Begriffe und deutsche Aktivitäten
Im Gegensatz zur Schulpflicht muss keine Schule besucht werden. Es sind auch Hausunterricht (Homeschooling, Dominzilunterricht) oder vollkommen selbstständiges Lernen möglich. In Deutschland besteht Schulpflicht, Ausnahmen sind bisher nur in ganz wenigen Einzelfällen nach langwierigen Gerichtsverfahren genehmigt worden. In Frankreich, Spanien, den BeNeLux und den skandinavischen Ländern beispielsweise ist auch "unbeschultes" Lernen möglich.

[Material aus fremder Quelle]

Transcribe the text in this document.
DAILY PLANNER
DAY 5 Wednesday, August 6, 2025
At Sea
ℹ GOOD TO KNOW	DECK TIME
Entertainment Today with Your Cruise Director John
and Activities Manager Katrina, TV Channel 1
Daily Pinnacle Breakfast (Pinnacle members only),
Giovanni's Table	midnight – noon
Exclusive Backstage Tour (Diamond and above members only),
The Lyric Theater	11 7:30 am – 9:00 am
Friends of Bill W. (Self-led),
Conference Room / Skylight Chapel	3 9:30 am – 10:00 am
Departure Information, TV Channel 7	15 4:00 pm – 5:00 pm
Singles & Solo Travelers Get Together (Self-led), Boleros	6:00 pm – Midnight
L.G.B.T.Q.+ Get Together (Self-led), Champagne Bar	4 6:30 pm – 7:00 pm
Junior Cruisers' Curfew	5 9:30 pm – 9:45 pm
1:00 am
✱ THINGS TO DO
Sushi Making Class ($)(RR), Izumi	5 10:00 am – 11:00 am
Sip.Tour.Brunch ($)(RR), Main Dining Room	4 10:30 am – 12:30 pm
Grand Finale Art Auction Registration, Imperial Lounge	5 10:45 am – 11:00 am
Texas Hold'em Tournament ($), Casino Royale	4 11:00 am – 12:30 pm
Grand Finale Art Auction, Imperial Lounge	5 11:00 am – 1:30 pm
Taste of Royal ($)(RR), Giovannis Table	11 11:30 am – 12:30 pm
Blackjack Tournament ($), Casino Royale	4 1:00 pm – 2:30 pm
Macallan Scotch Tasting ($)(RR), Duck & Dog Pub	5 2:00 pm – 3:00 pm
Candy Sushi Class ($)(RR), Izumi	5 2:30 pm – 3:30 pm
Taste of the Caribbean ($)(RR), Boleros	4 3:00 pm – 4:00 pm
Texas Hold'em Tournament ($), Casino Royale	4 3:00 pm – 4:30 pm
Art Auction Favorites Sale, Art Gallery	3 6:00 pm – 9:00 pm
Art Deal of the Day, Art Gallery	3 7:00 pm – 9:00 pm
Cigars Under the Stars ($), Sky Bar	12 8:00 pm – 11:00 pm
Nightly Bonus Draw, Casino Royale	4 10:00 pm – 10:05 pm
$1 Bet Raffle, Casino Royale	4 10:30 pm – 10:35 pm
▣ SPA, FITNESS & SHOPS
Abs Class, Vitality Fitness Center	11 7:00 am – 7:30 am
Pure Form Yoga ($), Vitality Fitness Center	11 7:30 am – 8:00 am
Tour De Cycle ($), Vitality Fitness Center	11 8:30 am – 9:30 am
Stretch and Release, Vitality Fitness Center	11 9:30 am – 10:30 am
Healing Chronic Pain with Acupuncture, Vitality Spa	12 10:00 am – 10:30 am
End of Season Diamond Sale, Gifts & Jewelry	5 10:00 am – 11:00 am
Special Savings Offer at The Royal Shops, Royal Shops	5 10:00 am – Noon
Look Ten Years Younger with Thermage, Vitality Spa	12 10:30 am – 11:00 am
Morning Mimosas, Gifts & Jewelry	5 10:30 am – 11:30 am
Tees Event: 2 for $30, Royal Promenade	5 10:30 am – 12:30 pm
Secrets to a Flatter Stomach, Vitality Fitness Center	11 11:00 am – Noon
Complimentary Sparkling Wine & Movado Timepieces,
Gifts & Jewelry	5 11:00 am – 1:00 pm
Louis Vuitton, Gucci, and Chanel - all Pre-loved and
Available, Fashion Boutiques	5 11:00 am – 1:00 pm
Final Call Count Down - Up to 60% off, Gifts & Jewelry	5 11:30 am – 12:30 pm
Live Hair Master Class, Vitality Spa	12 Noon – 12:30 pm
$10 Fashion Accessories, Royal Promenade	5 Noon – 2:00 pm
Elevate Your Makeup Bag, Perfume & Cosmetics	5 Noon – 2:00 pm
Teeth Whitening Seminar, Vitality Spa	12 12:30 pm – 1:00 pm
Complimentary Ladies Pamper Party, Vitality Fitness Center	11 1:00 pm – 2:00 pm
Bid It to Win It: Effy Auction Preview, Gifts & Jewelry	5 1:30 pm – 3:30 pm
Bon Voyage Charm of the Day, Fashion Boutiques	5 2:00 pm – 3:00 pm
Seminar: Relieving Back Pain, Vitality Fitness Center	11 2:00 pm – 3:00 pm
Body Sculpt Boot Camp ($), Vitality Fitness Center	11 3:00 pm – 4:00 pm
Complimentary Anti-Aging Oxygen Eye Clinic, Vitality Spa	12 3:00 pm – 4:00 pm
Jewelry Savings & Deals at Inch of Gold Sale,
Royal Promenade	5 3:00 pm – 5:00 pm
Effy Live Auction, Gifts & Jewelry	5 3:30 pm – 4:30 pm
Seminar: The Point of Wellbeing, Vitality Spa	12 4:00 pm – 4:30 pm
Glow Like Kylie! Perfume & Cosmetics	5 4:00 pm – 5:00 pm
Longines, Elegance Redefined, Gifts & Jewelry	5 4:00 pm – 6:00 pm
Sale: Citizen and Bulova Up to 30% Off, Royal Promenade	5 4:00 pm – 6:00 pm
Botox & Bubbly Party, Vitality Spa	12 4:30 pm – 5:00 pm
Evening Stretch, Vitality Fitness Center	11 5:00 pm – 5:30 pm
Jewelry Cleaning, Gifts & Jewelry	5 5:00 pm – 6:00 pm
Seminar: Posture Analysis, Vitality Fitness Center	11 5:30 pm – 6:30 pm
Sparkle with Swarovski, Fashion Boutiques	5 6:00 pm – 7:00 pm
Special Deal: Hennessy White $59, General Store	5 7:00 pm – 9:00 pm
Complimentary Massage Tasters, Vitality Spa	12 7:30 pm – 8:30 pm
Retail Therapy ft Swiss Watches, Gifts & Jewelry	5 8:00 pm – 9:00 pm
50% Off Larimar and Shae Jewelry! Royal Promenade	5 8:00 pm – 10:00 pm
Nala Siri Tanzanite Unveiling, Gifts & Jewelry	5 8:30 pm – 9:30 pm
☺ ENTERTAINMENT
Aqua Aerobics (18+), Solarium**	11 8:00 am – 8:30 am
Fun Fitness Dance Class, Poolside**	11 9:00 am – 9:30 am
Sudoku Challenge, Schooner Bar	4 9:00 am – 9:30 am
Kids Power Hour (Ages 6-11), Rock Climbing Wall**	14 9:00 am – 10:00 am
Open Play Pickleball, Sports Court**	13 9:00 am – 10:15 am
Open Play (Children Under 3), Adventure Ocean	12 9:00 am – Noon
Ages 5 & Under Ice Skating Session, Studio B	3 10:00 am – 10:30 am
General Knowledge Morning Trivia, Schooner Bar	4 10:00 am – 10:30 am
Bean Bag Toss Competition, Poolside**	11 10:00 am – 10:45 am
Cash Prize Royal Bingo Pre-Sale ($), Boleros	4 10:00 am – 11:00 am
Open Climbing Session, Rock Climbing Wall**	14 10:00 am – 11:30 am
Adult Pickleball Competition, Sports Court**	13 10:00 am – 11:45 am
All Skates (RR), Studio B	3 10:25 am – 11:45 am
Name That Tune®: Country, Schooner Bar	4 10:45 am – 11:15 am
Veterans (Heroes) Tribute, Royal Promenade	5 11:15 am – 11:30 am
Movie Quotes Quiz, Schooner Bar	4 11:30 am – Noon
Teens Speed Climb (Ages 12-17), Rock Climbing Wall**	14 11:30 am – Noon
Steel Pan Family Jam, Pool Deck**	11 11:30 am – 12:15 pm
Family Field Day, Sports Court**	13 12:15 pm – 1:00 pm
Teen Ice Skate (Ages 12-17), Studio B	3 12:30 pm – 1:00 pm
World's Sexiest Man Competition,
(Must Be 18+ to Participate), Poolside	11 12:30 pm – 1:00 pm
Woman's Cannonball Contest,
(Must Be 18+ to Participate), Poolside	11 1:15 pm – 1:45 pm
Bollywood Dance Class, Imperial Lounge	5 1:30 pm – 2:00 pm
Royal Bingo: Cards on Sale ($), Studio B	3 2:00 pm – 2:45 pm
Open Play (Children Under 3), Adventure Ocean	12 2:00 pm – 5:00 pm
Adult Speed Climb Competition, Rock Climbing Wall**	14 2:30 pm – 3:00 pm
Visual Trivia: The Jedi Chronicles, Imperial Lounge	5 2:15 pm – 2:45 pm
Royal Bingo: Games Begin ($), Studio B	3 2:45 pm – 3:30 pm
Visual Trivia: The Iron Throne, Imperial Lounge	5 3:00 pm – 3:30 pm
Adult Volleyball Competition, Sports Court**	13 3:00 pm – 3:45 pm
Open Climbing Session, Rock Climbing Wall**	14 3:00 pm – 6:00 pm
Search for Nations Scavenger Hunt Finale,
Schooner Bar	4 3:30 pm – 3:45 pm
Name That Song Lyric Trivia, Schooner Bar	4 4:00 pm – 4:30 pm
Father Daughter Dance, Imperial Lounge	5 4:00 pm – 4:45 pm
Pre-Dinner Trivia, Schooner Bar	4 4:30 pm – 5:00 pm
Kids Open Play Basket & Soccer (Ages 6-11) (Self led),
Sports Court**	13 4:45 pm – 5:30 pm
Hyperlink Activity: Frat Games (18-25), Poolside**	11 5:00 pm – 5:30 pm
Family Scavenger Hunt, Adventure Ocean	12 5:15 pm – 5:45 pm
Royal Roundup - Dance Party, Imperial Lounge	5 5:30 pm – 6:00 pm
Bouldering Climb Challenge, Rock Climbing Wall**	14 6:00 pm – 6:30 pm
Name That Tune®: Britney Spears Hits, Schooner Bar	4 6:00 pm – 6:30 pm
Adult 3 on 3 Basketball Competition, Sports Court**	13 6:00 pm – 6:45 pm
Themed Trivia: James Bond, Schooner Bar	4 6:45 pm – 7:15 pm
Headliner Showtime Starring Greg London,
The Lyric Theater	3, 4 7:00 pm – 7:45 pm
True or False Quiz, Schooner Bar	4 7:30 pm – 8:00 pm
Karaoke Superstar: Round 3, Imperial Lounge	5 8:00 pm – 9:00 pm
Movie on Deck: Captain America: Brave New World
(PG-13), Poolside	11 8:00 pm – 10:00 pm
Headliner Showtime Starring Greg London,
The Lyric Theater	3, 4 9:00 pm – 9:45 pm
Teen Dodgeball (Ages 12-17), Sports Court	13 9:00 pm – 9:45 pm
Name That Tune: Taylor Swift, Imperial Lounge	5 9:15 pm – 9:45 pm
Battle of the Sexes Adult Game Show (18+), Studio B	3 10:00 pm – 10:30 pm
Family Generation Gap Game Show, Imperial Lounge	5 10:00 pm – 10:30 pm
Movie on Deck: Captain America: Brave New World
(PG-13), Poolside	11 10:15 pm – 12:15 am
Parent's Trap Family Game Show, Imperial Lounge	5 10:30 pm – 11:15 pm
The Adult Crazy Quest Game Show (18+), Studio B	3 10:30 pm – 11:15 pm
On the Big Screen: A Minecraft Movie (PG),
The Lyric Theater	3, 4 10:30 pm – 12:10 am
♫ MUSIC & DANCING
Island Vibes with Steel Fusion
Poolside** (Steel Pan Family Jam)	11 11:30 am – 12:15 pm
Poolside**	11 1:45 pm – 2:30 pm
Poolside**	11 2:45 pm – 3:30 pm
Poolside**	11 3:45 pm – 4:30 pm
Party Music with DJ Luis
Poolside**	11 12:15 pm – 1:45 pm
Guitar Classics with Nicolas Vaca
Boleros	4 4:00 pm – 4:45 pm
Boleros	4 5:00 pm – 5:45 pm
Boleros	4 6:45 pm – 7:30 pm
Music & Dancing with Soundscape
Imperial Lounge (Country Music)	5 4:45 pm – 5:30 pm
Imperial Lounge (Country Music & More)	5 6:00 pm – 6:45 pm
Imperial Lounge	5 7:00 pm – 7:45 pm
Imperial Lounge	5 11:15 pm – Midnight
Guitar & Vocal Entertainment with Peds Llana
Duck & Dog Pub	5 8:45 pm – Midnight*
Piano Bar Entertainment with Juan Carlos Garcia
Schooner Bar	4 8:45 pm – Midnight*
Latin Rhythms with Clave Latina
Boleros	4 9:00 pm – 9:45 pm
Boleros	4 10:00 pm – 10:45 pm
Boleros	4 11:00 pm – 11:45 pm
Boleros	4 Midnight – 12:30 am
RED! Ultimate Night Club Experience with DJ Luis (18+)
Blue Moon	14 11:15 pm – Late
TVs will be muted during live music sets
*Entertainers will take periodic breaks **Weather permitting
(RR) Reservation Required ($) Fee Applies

Um die Bildungspflicht für die Eltern durchzusetzen, hat sich 2006 eine Initiative, das "Netzwerk Bildungsfreiheit" gegründet, Das "Netzwerk Bildungsfreiheit" ist ein bundesweiter Zusammenschluss von Organisationen, Elterninitiativen und Einzelpersonen, denen das Recht auf freien Zugang zur Bildung, freie Wahl und freie Gestaltung des individuellen persönlichen Bildungsweges unter Zuhilfenahme öffentlicher wie privat initiierter Ressourcen ein Anliegen ist. Darunter finden sich z. B. der "Bundesverband Natürlich Lernen e.V.", die "Stiftung Netzwerk Hochbegabung", das "Europäische Forum für Freiheit im Bildungswesen" (effe), der Verein "Schulbildung in Familieninitiative e.V.", die Initiative "Deutschhilfe für Ausländer" und viele mehr, sowie zahlreiche Universitätsprofessoren, Pädagogen, Ärzte, Juristen, Psychologen, Therapeuten sowie engagierte Eltern und SchülerInnen aus dem (religiös bis alternativen) Lager der Homeschooler. Insbesondere wird die Umsetzung von Artikel 26 (3) der Allgemeinen Erklärung der Menschenrechte verlangt, worin festgeschrieben ist: "Eltern haben dasvorrangige Recht, die Art der Bildung und Erziehung, die ihre Kinder erhalten sollen, zu wählen." Die Initiative hat im Februar 2006 dem UN-Bildungskommissar Vernor Muñoz auf seiner Reise durch Deutschland berichtet.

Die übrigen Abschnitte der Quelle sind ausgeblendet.